We also get some iconic shots of Ginsburg as a young lawyer. Ginsburg, early in her career, fought for women’s rights. The fact that she was a lawyer in the first place was huge progress — she once said in conversation with Gloria Steinem, “I had three strikes against me. First, I was Jewish, and the Wall Street firms were just beginning to accept Jews. Then I was a woman. But the killer was my daughter Jane, who was 4 by then.”

She became a law professor in 1963 and in 1970, co-founded the Women’s Rights Law Reporter. She became the first tenured woman at Columbia Law school in 1972.

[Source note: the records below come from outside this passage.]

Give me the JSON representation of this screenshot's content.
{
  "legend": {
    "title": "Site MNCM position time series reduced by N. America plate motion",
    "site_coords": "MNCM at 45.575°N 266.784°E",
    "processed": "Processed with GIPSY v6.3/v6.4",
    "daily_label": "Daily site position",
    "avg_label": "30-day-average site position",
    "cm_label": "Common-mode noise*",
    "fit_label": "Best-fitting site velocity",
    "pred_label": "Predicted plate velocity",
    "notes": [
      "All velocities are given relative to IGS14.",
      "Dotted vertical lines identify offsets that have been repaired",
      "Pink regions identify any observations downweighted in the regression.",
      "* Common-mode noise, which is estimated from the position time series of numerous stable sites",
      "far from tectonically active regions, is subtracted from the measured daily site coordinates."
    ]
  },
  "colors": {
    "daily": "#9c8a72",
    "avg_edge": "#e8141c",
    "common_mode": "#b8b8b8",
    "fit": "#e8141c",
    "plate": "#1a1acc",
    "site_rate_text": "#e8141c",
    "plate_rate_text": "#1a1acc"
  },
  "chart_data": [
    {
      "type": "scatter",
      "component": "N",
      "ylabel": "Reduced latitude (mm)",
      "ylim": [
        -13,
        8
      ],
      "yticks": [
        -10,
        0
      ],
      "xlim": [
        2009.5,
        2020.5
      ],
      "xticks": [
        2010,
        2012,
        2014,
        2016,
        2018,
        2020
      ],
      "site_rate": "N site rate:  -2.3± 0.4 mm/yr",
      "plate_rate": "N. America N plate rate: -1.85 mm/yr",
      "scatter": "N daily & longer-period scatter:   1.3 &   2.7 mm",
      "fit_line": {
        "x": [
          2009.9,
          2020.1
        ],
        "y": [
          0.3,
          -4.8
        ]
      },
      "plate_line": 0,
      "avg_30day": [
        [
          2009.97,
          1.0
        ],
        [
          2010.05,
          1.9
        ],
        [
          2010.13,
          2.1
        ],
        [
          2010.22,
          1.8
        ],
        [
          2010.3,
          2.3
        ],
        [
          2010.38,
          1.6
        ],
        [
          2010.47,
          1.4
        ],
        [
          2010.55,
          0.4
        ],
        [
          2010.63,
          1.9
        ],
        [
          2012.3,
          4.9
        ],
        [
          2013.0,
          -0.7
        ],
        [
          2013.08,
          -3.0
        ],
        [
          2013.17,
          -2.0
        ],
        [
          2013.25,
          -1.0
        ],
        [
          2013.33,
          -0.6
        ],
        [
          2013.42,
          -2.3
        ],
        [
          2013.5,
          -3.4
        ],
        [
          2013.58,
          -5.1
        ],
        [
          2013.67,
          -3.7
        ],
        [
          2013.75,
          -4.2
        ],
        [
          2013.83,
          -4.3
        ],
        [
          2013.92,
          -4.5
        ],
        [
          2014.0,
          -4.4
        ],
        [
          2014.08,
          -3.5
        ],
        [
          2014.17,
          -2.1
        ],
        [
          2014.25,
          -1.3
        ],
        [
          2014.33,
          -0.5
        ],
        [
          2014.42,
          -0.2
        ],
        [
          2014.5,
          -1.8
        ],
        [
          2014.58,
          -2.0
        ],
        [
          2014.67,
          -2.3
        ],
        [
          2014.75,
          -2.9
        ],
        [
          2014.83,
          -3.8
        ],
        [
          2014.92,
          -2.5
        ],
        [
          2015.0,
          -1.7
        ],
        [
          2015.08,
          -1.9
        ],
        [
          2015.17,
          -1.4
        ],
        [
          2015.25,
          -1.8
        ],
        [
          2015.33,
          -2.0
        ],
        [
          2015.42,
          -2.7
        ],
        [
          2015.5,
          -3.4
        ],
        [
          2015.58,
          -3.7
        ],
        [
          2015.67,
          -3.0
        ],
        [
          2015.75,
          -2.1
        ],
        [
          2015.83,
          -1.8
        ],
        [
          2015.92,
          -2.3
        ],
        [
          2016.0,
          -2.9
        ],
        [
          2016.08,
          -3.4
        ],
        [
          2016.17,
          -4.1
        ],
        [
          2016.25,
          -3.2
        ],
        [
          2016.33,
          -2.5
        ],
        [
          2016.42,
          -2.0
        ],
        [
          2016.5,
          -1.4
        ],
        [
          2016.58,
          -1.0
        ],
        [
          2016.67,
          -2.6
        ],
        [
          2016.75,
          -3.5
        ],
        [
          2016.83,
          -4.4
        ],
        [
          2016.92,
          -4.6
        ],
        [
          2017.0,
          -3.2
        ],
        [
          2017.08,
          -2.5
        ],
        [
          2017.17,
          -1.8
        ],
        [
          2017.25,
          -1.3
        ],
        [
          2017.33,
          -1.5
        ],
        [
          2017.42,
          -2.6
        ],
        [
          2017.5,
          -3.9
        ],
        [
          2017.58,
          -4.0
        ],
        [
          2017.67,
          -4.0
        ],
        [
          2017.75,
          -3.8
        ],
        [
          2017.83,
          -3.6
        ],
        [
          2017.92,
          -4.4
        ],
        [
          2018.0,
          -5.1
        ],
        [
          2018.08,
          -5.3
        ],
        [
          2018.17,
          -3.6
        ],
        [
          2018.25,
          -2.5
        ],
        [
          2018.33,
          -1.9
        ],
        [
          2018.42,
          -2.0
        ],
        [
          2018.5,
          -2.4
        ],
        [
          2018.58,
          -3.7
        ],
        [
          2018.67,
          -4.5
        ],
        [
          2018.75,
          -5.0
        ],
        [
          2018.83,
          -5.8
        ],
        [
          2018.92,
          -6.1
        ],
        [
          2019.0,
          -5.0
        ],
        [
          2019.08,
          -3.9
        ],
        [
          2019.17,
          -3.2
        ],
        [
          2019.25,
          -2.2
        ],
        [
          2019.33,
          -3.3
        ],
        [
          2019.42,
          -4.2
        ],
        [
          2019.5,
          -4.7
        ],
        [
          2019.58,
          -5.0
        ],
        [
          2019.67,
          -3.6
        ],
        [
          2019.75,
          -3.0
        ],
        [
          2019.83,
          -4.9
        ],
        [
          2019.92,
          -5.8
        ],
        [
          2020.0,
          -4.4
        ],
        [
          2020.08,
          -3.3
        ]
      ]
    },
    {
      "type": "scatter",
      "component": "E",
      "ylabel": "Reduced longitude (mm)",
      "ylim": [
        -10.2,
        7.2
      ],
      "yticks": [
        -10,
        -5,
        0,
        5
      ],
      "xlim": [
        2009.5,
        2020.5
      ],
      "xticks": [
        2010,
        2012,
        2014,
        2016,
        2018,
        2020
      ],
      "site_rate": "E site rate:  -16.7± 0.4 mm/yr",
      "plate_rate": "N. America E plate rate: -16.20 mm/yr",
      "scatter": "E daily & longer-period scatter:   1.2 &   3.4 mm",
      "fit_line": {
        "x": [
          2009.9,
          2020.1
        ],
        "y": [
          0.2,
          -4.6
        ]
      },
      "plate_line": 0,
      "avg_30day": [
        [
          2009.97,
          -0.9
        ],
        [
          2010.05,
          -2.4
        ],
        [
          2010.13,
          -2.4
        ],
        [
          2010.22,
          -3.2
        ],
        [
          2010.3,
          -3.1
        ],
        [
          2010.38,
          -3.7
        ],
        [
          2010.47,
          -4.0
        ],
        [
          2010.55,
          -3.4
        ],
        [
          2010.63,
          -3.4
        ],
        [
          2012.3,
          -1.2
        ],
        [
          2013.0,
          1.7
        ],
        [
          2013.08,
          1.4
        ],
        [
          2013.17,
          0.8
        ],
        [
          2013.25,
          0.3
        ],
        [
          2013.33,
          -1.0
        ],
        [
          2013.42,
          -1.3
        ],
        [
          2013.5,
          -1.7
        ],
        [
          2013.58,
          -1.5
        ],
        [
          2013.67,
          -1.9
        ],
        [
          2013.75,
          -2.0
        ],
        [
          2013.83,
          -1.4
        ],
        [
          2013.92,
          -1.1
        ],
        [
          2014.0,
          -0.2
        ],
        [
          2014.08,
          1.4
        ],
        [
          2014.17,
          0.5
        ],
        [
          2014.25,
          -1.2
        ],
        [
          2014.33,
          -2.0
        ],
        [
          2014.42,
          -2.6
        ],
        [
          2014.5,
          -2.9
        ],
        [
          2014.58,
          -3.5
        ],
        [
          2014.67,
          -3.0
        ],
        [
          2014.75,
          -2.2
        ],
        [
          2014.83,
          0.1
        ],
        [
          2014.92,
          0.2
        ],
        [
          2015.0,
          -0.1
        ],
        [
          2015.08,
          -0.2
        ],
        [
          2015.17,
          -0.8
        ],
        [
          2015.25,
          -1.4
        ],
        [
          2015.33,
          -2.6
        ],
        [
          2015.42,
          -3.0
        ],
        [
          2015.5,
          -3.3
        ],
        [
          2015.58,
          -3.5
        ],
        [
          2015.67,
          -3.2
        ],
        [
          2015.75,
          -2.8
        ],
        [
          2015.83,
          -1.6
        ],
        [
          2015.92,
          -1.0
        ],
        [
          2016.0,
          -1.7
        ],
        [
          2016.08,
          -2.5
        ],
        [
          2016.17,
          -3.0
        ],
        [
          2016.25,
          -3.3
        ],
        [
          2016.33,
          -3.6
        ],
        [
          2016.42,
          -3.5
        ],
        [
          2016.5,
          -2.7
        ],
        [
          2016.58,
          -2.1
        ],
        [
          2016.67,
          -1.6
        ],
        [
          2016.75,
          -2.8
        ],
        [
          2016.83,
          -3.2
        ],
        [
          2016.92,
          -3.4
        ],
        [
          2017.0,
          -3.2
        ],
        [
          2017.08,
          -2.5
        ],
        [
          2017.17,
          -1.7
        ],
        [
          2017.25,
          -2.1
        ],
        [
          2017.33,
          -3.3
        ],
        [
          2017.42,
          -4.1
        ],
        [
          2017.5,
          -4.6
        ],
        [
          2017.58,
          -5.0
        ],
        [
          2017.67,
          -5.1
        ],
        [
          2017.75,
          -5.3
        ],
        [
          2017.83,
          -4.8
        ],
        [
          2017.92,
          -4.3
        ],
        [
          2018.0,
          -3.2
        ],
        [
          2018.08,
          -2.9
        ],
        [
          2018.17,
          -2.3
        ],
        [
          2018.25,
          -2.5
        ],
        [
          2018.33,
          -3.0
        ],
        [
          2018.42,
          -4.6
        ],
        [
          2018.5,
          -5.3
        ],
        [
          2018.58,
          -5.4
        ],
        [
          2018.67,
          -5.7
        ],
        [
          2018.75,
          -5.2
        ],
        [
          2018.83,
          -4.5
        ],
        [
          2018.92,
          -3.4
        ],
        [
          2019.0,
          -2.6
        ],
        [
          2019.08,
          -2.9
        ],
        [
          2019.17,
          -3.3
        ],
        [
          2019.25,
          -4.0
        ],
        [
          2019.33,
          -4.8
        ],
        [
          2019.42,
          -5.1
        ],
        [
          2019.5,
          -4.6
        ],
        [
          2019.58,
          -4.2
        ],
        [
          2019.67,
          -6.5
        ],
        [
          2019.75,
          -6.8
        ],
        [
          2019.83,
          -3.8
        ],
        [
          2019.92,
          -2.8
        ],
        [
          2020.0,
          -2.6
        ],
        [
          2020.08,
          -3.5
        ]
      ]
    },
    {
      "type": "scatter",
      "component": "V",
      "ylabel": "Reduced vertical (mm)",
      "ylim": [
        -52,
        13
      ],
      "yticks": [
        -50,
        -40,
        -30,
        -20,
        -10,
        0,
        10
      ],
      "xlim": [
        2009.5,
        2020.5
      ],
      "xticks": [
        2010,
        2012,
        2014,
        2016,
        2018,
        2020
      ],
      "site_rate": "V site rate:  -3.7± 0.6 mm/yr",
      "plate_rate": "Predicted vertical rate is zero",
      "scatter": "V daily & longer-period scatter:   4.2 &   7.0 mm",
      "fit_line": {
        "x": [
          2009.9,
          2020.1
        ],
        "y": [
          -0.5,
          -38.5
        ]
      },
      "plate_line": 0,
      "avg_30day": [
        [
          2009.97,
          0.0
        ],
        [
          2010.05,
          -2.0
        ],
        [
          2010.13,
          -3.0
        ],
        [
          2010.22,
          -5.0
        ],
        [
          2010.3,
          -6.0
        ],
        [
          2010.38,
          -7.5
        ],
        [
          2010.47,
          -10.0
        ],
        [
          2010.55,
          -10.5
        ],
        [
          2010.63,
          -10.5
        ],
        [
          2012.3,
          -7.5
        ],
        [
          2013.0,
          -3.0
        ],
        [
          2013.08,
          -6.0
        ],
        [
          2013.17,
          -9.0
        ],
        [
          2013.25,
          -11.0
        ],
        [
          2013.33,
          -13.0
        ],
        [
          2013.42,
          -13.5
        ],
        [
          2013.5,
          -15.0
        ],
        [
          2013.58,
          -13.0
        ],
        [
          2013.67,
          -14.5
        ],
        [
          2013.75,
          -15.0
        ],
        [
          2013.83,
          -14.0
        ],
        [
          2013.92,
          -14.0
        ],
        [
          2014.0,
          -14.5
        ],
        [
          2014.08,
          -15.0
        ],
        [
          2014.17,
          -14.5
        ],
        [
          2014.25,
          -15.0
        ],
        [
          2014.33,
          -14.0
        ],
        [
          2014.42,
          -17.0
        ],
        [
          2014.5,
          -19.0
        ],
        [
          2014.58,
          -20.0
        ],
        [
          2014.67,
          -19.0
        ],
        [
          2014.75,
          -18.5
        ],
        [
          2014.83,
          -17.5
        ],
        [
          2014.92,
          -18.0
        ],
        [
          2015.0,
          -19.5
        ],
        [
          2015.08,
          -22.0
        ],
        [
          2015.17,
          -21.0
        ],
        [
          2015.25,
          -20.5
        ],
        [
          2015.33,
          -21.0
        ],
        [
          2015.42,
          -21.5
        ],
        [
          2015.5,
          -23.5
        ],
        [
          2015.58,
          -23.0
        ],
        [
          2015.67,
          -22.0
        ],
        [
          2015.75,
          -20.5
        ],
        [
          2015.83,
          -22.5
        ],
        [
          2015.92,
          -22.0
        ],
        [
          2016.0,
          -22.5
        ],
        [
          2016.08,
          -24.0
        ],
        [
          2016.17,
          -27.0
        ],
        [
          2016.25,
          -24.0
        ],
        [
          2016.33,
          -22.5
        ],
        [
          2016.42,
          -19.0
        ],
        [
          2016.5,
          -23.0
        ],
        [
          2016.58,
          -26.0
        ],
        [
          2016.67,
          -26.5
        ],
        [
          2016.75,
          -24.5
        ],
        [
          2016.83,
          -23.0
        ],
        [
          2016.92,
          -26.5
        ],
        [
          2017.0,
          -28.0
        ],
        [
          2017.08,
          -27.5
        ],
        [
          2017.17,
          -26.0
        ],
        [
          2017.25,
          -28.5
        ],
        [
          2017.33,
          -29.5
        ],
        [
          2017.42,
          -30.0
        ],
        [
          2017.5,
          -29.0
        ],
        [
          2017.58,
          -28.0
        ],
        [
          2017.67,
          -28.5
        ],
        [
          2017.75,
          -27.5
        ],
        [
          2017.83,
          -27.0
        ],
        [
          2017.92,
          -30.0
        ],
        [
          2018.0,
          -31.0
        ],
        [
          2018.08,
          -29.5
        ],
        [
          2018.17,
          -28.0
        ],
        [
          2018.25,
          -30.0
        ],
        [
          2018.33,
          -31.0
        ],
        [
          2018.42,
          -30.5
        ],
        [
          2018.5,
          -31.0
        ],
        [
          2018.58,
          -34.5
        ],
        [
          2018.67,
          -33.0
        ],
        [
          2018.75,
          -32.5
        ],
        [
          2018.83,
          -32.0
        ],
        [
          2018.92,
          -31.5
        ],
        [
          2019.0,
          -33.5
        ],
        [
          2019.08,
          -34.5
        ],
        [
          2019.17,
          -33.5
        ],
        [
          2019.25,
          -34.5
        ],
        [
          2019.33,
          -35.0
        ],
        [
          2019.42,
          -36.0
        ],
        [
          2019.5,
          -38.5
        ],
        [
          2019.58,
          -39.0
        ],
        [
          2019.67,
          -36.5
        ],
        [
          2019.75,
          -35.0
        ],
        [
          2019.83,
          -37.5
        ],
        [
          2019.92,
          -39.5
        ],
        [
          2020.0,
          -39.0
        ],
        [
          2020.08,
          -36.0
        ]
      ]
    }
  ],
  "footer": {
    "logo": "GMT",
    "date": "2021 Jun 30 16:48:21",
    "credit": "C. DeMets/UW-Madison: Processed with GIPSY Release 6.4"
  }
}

The trailer then quotes a famous line from a case in 1976, Califano v. Goldfarb, where Ginsburg says to the court, “The point is that the discriminatory line almost inevitably hurts women.” The case — about discrimination against female wage earners — reached the Supreme Court.

RBG Trailer

Reflecting on those years, Ginsburg has said, “I did see myself as kind of a kindergarten teacher in those days, because the judges didn’t think sex discrimination existed.”

RBG Trailer

And, of course, the film focuses on her family and her husband, Martin Ginsburg. Over footage of Martin you hear Ruth say, “I have had the great good fortune to share life with a partner truly extraordinary for his generation.” This quote is from the hearings on her Supreme Court nomination in 1993, where she tells the Senate:

I am, as you know, from my responses to your queries, a Brooklyn native, born and bred, a first generation American on my father’s side, barely second generation on my mother’s. Neither of my parents had the means to attend college, but both taught me to love learning, to care about people, and to work hard for whatever I wanted or believed in. Their parents had the foresight to leave the old country when Jewish ancestry and faith meant exposure to pogroms and denigration of one’s human worth.

What has become of me could happen only in America. Like so many others, I owe so much to the entry this nation afforded to people yearning to breathe free. I have had the great good fortune to share life with a partner truly extraordinary for his generation, a man who believed at age 18 when we met, and who believes today, that a woman’s work, whether at home or on the job, is as important as a man’s. . . .

There are inklings in the trailer that make it seem that not only is this movie the extraordinary tale of Ginsburg, but of her love story. And her family’s support for her work and her career.

RBG Trailer

Ginsburg pictured in the trailer with Jimmy Carter, who first appointed her to the U.S. Court of Appeals for the District of Columbia Circuit in 1980.

RBG Trailer

The authors of Notorious RBG tell the filmmakers, “Every time Justice Ginsburg wrote a dissent, the internet would explode.”

RBG Trailer

And of course, the documentary is going to focus on iconic moments, like her swearing-in with President Bill Clinton on August 10, 1993. She was confirmed by the senate by a 96 to 3 vote.

RBG trailer

This image, shown near the end of the trailer, related to a ruling about Virginia Military Institute (VMI) in United States v. Virginia. The Supreme Court ruled in 1996 that VMI’s single sex admissions policy discriminates against women. Ginsburg wrote the majority opinion, arguing, “There is no reason to believe that the admission of women capable of all the activities required of VMI cadets would destroy the Institute rather than enhance its capacity to serve the ‘more perfect Union.'”

RBG Trailer

The second to last moment in the trailer is a quote from Ginsburg, speaking to the Senate at her confirmation hearing: “I surely would not be in this room today without the determined efforts of men and women who kept dreams alive.”

RBG Trailer

And of course, the trailer ends with Ginsburg working out. A picture of strength at 84.

If the trailer is any indication, this is going to be a powerful film about Ruth Bader Ginsburg’s life, career, and legacy. We are beyond excited.